Araştırmalara göre zekâyı etkileyen en büyük etmen kalıtım. Zekâ, anne-babadan çocuğa geçmekte ancak annenin genleri daha baskın. Diğer bir etmen ise eğitim. Gürkan Yaşar'a göre vücut kasları nasıl çalıştırılarak geliştirilebiliyorsa beyin kasları da ancak çalıştırılarak geliştirilebilir. Yaşar, 100 IQ ile dünyaya gelmiş bir çocuğun iyi bir eğitim ile 120 IQ'ya kadar çıkarılabileceğini belirtiyor. Beyinde milyarlarca nöron olduğunu dile getiren Yaşar, "Küçük yaşlarda bu nöronların sayısı ve kalitesi fazla iken yaş ilerledikçe sayı ve kalite düşer. Bu sebeple küçük yaşlarda zekânın geliştirilme katsayısı daha yüksek. Ancak çocukluk dönemindeki gibi olmasa da yetişkinlik çağında da zekâ geliştirilebilir." dedi.

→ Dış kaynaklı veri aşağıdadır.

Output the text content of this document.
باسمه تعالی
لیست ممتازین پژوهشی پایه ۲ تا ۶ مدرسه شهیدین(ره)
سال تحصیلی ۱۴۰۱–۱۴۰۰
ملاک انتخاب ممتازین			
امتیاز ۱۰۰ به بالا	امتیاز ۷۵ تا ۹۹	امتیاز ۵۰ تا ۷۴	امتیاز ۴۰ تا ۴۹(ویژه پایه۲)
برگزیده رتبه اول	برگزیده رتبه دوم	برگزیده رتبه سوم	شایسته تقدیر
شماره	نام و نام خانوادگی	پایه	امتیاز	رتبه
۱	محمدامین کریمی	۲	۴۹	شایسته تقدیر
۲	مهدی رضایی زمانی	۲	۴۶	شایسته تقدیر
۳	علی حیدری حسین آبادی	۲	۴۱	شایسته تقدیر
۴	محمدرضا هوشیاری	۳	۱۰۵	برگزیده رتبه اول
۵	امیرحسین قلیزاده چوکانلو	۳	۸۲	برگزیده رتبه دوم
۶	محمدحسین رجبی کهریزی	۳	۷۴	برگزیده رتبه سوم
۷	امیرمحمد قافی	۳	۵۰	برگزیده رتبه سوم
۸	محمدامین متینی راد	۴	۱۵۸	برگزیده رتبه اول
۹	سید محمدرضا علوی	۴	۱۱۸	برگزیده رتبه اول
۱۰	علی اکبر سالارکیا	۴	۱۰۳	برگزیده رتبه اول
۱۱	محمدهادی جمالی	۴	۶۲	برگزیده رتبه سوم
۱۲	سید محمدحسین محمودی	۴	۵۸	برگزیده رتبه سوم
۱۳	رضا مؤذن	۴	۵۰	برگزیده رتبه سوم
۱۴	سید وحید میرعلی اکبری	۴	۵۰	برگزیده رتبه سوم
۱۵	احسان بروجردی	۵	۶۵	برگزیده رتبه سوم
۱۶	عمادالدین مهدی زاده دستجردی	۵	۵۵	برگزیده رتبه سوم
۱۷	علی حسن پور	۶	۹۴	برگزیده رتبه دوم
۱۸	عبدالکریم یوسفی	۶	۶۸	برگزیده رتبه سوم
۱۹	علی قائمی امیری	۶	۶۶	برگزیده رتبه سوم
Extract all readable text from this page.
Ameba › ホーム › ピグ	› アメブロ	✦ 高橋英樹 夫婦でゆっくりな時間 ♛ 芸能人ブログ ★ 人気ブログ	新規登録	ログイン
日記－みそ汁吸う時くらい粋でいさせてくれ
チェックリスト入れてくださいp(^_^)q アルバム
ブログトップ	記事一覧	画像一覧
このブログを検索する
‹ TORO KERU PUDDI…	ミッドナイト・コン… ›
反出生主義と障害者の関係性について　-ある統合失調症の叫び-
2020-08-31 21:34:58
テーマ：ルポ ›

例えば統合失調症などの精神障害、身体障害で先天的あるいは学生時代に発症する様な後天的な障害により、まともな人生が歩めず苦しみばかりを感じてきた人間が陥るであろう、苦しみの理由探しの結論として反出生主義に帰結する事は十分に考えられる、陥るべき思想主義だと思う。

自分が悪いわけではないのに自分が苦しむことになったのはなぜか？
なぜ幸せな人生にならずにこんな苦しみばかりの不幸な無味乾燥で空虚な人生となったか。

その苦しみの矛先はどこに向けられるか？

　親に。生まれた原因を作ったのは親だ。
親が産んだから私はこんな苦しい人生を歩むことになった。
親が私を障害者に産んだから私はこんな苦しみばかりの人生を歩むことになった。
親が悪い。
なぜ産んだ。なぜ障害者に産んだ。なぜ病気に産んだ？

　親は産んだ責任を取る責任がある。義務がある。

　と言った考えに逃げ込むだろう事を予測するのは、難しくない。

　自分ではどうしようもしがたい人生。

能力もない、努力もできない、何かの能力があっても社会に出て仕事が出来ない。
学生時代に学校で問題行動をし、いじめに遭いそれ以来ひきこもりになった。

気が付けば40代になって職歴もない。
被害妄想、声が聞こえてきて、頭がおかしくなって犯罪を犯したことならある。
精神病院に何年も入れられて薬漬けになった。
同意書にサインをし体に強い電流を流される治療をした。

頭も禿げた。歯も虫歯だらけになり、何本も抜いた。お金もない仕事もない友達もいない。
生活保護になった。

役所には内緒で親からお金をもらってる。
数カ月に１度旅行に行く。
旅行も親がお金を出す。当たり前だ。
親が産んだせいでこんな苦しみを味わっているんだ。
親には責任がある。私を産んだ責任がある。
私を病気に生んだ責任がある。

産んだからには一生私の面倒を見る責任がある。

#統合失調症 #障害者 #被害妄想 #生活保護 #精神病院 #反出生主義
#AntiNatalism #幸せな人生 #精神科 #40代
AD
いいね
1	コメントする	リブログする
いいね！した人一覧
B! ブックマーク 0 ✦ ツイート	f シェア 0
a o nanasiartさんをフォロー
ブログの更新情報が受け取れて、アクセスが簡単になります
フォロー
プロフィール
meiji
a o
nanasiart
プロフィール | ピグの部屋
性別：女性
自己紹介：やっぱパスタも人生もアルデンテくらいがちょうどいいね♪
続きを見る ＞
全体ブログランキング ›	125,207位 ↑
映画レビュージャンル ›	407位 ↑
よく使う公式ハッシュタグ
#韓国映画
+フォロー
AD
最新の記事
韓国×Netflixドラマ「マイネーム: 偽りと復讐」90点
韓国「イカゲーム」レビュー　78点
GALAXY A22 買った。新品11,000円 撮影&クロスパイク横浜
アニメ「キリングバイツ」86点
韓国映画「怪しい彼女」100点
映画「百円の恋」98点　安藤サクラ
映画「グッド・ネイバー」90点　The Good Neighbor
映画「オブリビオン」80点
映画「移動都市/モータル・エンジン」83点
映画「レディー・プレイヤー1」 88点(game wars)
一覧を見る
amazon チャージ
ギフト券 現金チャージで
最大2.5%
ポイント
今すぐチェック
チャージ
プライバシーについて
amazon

Berkeley Üniversitesi'nde yapılan bir araştırmada normal zekâ seviyesine sahip bir çocuğun zekâsının geliştirilebileceğinin ispatlandığını söyleyen Yaşar'a göre yetişkinler de birtakım yöntemlerle zekâ seviyelerini yükseltebilir. İşte bazı öneriler: İlk ve öncelikli olarak etraftaki olayları dikkatli bir şekilde inceleyin. Yeni fikirlere açık olun. Bol bol okuma yapın. Daha önce okunmayan bir kitap, ufku açar. Ters elle yazı yazmaya çalışın. Bu, beyni harekete geçirir. Mümkün olduğu kadar yazı yazın, not tutun. Video oyunları oynayın. Farklı şeyler görmek, farklı düşünmeye katkı sağlar. Kriptolojiye girin. Şifreli bir şekilde yazı yazıldığını düşünün. Bunun ne olduğunu bulmaya çalışın. Bulmaca çözün. Haftada bir zekâ testi çözün ve sonuçlarına bakın.
Beraber kitap okuyun: Çocuğa bol bol hikâye ve masal okuyup resimler hakkında yorum yapmasını isteyin. Çocuklar sabah kalktığında hikâye ve masallarda olayların, durumların değişeceğini zanneder, aynı masalı birçok defa okutur.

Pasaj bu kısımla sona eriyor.